While the benefits of using food as therapy for various health conditions is promising, it is important that whenever you are considering making significant changes to your diet to consult with your doctor and a registered dietitian. Not all diets are appropriate for everybody. Given the highly restrictive nature of ketogenic diets, factors including nutrient deficiencies, past medical history, any past eating disorders, access to food and current medications must all be taken into consideration. Working with qualified medical professionals can help you come up with a plan that’s right for you.

Mo Nasr, Keto Master

Mo Nasr — Zak Neumann/Little Village

Speak with Mo Nasr for a few minutes and it’s plain to see he’s an exuberant and confident young man with a passion for helping others. For Nasr, owner of Keto Kitchen (116 E Washington St, Iowa City), adopting a ketogenic diet was a major turning point. After significant weight loss and a noticeable improvement in the myriad health issues he’d been plagued by for years, he’s on a mission to help others feel better, too.

“Growing up, I had really bad asthma and used an inhaler; it was hard to even make it up a flight of stairs. I was prediabetic and had food allergies. I was diagnosed with eczema. I was depressed. I was really, really overweight,” Nasr remembers. After a particularly discouraging period, Nasr said he gave up on any real change. He let his health go and saw his weight balloon.

Trendy fad diets are a dime a dozen, but after hearing success stories others had experienced with the keto diet, Nasr decided to look into it, mostly to see if he could debunk it. After months of research, he came to understand the science behind the principles and decided he wanted to try it himself.

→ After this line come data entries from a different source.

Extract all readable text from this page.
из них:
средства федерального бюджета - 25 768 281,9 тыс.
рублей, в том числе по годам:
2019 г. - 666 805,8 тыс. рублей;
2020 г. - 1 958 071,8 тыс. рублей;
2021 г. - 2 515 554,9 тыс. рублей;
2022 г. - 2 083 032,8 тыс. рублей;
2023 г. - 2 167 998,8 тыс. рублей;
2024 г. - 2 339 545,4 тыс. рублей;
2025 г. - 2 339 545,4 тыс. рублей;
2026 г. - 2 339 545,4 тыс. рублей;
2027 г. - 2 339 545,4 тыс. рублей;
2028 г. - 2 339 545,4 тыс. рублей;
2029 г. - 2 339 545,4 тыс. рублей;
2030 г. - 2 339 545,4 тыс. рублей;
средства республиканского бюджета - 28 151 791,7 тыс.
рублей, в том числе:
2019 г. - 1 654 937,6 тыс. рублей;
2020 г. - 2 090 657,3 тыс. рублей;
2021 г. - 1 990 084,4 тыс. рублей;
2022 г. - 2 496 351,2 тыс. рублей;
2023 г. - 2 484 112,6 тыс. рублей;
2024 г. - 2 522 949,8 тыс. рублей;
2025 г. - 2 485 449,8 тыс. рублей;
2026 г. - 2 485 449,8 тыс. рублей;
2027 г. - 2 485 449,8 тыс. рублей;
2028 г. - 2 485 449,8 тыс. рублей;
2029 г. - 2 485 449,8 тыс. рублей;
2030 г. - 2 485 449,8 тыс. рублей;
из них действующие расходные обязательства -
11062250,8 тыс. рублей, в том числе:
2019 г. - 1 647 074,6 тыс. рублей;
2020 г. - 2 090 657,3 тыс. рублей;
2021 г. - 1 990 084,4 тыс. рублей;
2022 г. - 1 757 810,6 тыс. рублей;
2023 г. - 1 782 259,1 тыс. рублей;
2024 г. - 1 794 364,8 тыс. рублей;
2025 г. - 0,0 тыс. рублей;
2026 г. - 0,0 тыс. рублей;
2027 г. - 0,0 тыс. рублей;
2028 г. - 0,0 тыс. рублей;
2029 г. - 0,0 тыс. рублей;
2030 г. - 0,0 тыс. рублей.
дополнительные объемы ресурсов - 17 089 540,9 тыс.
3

Nasr followed a strict keto diet for three years and lost over 140 pounds, but he said there were other significant benefits aside from the dramatic weight loss. “After three months on the diet, I remember thinking, ‘My brain feels better!’ I was able to process and recall things more quickly. I was emotionally in control. I looked and felt better,” he said.

For Nasr, the high-fat, low-carbohydrate diet offered a solution to a very real problem. Rather than looking at it as a temporary fix, it quickly became a lifestyle for him, one he was eager to share with others. That’s his ultimate goal with Keto Kitchen: “How can I help as many people as possible feel well-fed, well-maintained and healthy?” Nasr asks.

His downtown Iowa City restaurant offers an assortment of low-carb substitutes for carb-heavy comfort foods that can be hard to give up when making the switch to keto, making it easier for those who are curious to get started. His wife Dani Rose is the creative force in the kitchen. Look for her low-carb lasagna loaded with vegetables, chicken tenders with a housemade “breading,” or breakfast sandwiches on almond flour toast. If you’re on the hunt for something to satisfy your sweet tooth, sample the cheesecake, cookies or chocolate waffles. Rest assured everything hits the macros and what the food lacks in carbohydrates, it more than makes up for in quality and flavor.